Wednesday, 30 October 2019

Inflation decelerates yet further

No-flation

Rental prices increased by just 0.4 per cent over the year to September 2019, with nominal rental CPI effectively as low as we've ever seen over three consecutive quarters. 


There was once again very little inflation in the third quarter, albeit the cost of having fun went up a bit. 

There was a modest contribution from international holidays, and the 12.5 per cent federal excise on tobacco was the only other meaningful contributor. 

Let's take a slightly zoomed in look at the underlying measures of inflation.


Overall, it was another deceleration to just 1.40 per cent.

Here are the analytical measures for the wonks:


Sign of the times

Core inflation has now been under the target band for fifteen consecutive quarters, and it's still getting further away rather than closer. 

The weighted median reading for inflation this quarter was remarkably weak at just 0.33 per cent, and the trimmed mean wasn't much healthier at 0.38 per cent.  

If the idea is, as reiterated by Governor Lowe in this week's Canberra speech, to average 2 to 3 per cent over the medium term then there is some serious catching up to do (we'd need a series of Bradman-like figures to get back to an average of 2½ per cent). 

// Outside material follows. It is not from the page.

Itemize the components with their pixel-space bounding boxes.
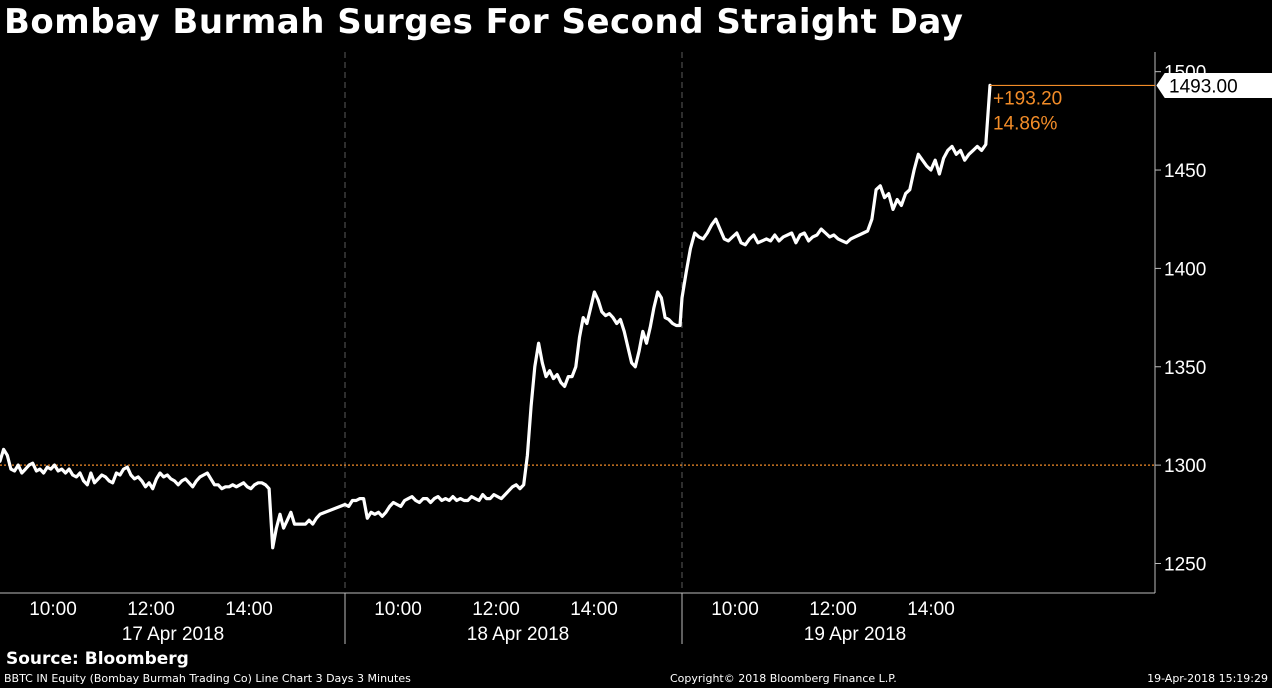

Arguably the overall result was roughly in line with the Reserve Bank's forecasts, which expect to see inflation meandering back to target some time in 2021, though few markets types around the traps actually seem to believe this. 

Research by ANZ this week confirmed that the construction industry is now spitting out jobs quite quickly, and tomorrow's building approvals figures may well show the trend for approvals running at the lowest level in about 7 years. 

It's a remarkable sign of the times that markets took the benign result to be forming a base of some sort, and have all but priced out a November rate cut. 

Does anyone really think we're likely to see inflation back in the target band any time soon on these figures?

Or any meaningful progress towards full employment for that matter, as construction activity tumbles?

As Sophia Rodrigues of Central Bank Intel has pointed out, if the sin tax excise on tobacco isn't extended in 2020, there's even further downside risk for CPI ahead.